Weber P C, Gantz B J
Department of Otolaryngology, Medical University of South Carolina, Charleston, USA.
Am J Otol. 1996 Jul;17(4):669-75.
The middle cranial fossa (MCF) approach for acoustic neuromas has been criticized for limited exposure, anatomic surgical difficulty, and increased risk to facial nerve and temporal lobe. From 1986 to the present, 49 patients' acoustic neuromas were removed via the MCF approach.

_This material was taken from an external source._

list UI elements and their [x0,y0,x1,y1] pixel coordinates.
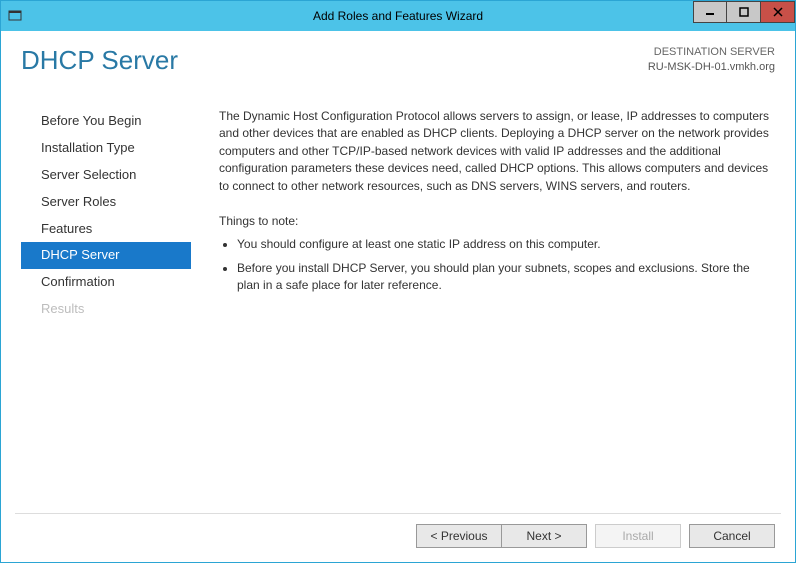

Hearing was preserved or improved in 69% of patients regardless of preoperative hearing levels, and facial nerve function was Grade II or better in 94%. Both results demonstrate improvement from our report 8 years ago. In addition, all patients are without recurrence. Our results continue to demonstrate the surgical advantages of the MCF approach and that, in experienced hands, it is as efficacious as other hearing preservation approaches.
经中颅窝(MCF)入路切除听神经瘤一直受到批评,原因是暴露有限、解剖手术难度大以及面神经和颞叶风险增加。从1986年至今,49例患者的听神经瘤通过MCF入路切除。无论术前听力水平如何,69%的患者听力得以保留或改善,94%的患者面神经功能为二级或更好。这两个结果均显示较我们8年前的报告有所改善。此外,所有患者均无复发。我们的结果继续证明了MCF入路的手术优势,并且在经验丰富的医生手中,它与其他听力保留入路一样有效。